Wieczorem Tadeusz Wolnicki dorzucił mi swój komentarz do tej całej… nadzwyczajnej sytuacji:
Jest złość ich, na nas, że z pierdołami się przychodzi. Nasza na nich, a winny debil, który zlikwidował dyżur lekarza od pierdół. Teraz na SOR i wypadki, i pilne zdarzenia, oraz: stłuczenia, obtarcia, bóle głowy i tym podobne, plus pijaczka na płukanie żołądka. Kiedyś były ambulatoria i jakoś to funkcjonowało. Dziś mamy upodlenie pacjenta i redukcje etatów lekarzy. Bo kasa potrzebna na żydowskie cmentarze lub pomoc Ukrainie, i renty Żydom za Holokaust!
Jeżeli chcesz skonać, wystarczy przyjść na szpitalny Oddział Ratunkowy! A wszystkiemu winny debil, który zlikwidował dyżur lekarza od pierdół!
Jak zwykle Tadeusz Wolnicki trafia w sedno! Czy jest na to skuteczna rada?
Ku Prawdzie: Komentarz dużo… wyjaśniający, chyba napisany przez fachowca!

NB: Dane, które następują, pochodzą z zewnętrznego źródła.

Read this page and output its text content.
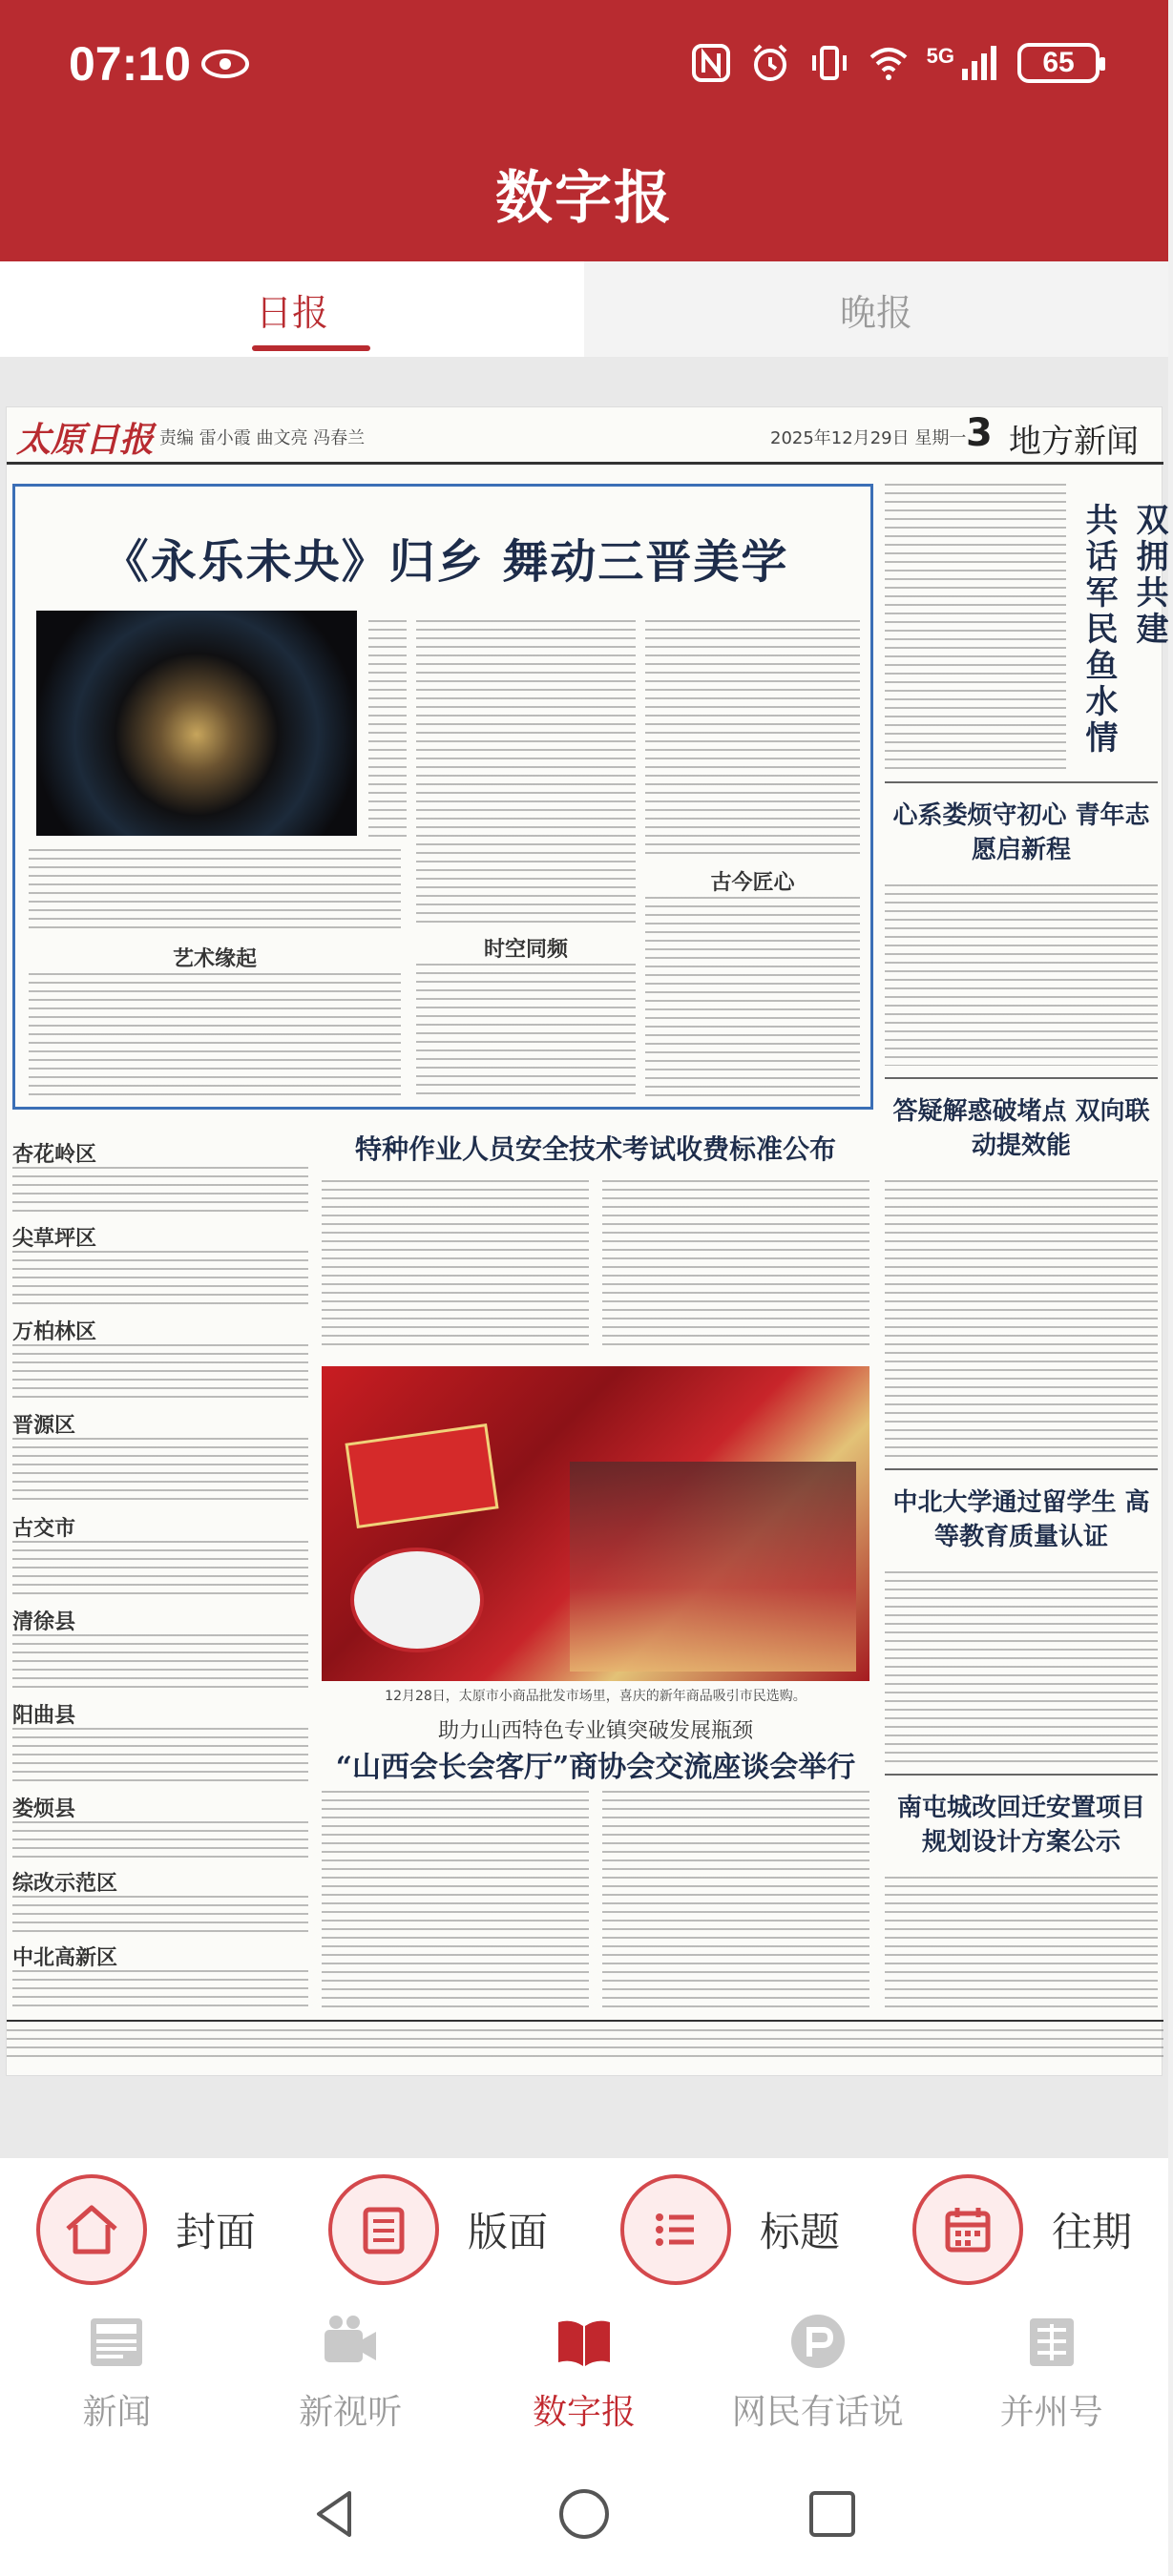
07:10	5G	65
数字报
日报	晚报
太原日报 责编 雷小霞 曲文亮 冯春兰	2025年12月29日 星期一 3 地方新闻
《永乐未央》归乡 舞动三晋美学
古今匠心
艺术缘起	时空同频
共话军民鱼水情 双拥共建
心系娄烦守初心 青年志愿启新程
答疑解惑破堵点 双向联动提效能
中北大学通过留学生 高等教育质量认证
南屯城改回迁安置项目 规划设计方案公示
杏花岭区
尖草坪区
万柏林区
晋源区
古交市
清徐县
阳曲县
娄烦县
综改示范区
中北高新区
特种作业人员安全技术考试收费标准公布
12月28日，太原市小商品批发市场里，喜庆的新年商品吸引市民选购。
助力山西特色专业镇突破发展瓶颈
“山西会长会客厅”商协会交流座谈会举行
封面	版面	标题	往期
新闻	新视听	数字报	网民有话说	并州号
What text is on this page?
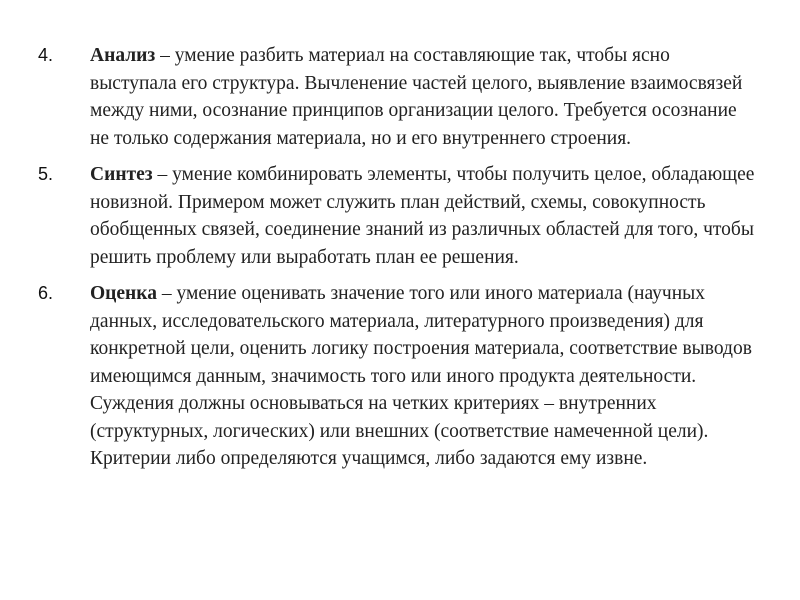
4. Анализ – умение разбить материал на составляющие так, чтобы ясно выступала его структура. Вычленение частей целого, выявление взаимосвязей между ними, осознание принципов организации целого. Требуется осознание не только содержания материала, но и его внутреннего строения.
5. Синтез – умение комбинировать элементы, чтобы получить целое, обладающее новизной. Примером может служить план действий, схемы, совокупность обобщенных связей, соединение знаний из различных областей для того, чтобы решить проблему или выработать план ее решения.
6. Оценка – умение оценивать значение того или иного материала (научных данных, исследовательского материала, литературного произведения) для конкретной цели, оценить логику построения материала, соответствие выводов имеющимся данным, значимость того или иного продукта деятельности. Суждения должны основываться на четких критериях – внутренних (структурных, логических) или внешних (соответствие намеченной цели). Критерии либо определяются учащимся, либо задаются ему извне.
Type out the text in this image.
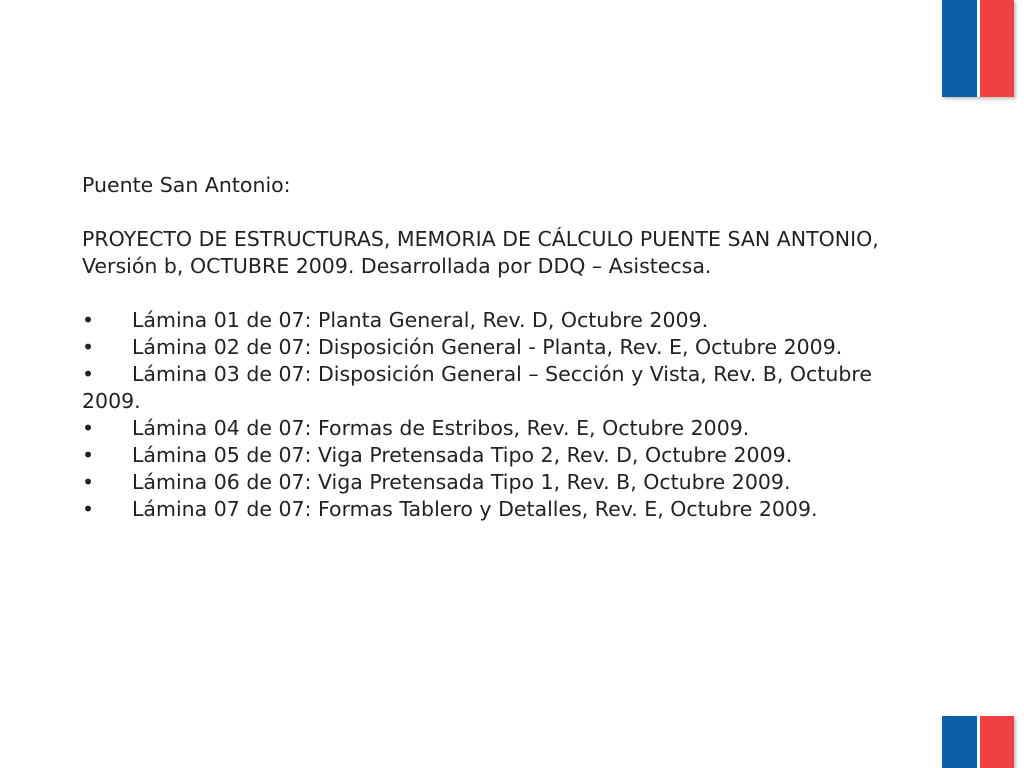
Puente San Antonio:

PROYECTO DE ESTRUCTURAS, MEMORIA DE CÁLCULO PUENTE SAN ANTONIO, Versión b, OCTUBRE 2009. Desarrollada por DDQ – Asistecsa.

• Lámina 01 de 07: Planta General, Rev. D, Octubre 2009.

• Lámina 02 de 07: Disposición General - Planta, Rev. E, Octubre 2009.

• Lámina 03 de 07: Disposición General – Sección y Vista, Rev. B, Octubre 2009.

• Lámina 04 de 07: Formas de Estribos, Rev. E, Octubre 2009.

• Lámina 05 de 07: Viga Pretensada Tipo 2, Rev. D, Octubre 2009.

• Lámina 06 de 07: Viga Pretensada Tipo 1, Rev. B, Octubre 2009.

• Lámina 07 de 07: Formas Tablero y Detalles, Rev. E, Octubre 2009.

Szkoda, że takie informacje nie docierają do społeczeństwa 😥
To prawda kilka godzin trzeba spędzić zanim łaskawie przyjmą chorego na oddział szpitalny (za każdym razem przerabiałam to z mamą przy przyjęciu do szpitala, dzisiaj już nie mam tego problemu, ponieważ mama nie żyje i współczuję wszystkim którzy przez to upodlenie przechodzą na SOR).
Dziękuję! No cóż… politycy zgotowali nam taki los!
Tak dokładnie jest, też czekałem kilka godzin na zastrzyk przeciwtężcowy na SOR bo lekarz pierwszego kontaktu na dyżurze nie dysponuje takimi rzeczami.